Giant ice breaks 1,000km long in the Beaufort Sea

The ice in the sea Beaufort, located in northwestern Canada and northern Alaska state of America, has spectacularly broken over the past week.

Large currents, many of which are up to 500km long and 70km wide, have opened on frozen sea surfaces from Alaska to the Arctic islands of Canada as huge ice sheets break before the effects of wind and ocean currents.

Picture 1 of Giant ice breaks 1,000km long in the Beaufort Sea
Watch ice melting through satellites

Reporters in Ottawa lead the announcement of meteorologists at the Canadian Information Center (CIS) on the Financial Post on April 3 that the process of thawing across the 1,000km Beaufort sea area from the West to East only takes 7 days.
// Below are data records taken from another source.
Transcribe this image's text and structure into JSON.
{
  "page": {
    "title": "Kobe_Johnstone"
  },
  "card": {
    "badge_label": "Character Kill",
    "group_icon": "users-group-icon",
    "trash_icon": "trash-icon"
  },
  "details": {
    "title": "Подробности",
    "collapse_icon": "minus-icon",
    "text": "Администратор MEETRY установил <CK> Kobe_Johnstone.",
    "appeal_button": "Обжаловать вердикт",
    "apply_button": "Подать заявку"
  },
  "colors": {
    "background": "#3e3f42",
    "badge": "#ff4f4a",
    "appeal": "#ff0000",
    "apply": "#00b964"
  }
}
Melting ice is a common phenomenon in the Beaufort Sea, but there has never been a mass of ice melt on such a large scale at such a fast rate.

Like the spring crash last spring, ice breakage lines appear clockwise, can continue or stop depending on weather conditions, starting in the southwestern part of the sea, then quickly spread east and included the entire Beaufort Sea.

According to meteorologists, the large-scale rapid melting of the Beaufort Sea this year may be due to the new coating of ice created by the ice melting record in the Arctic last summer. This ice is thinner and weaker than ice that has existed for many years, so they react more quickly to wind and easily break apart.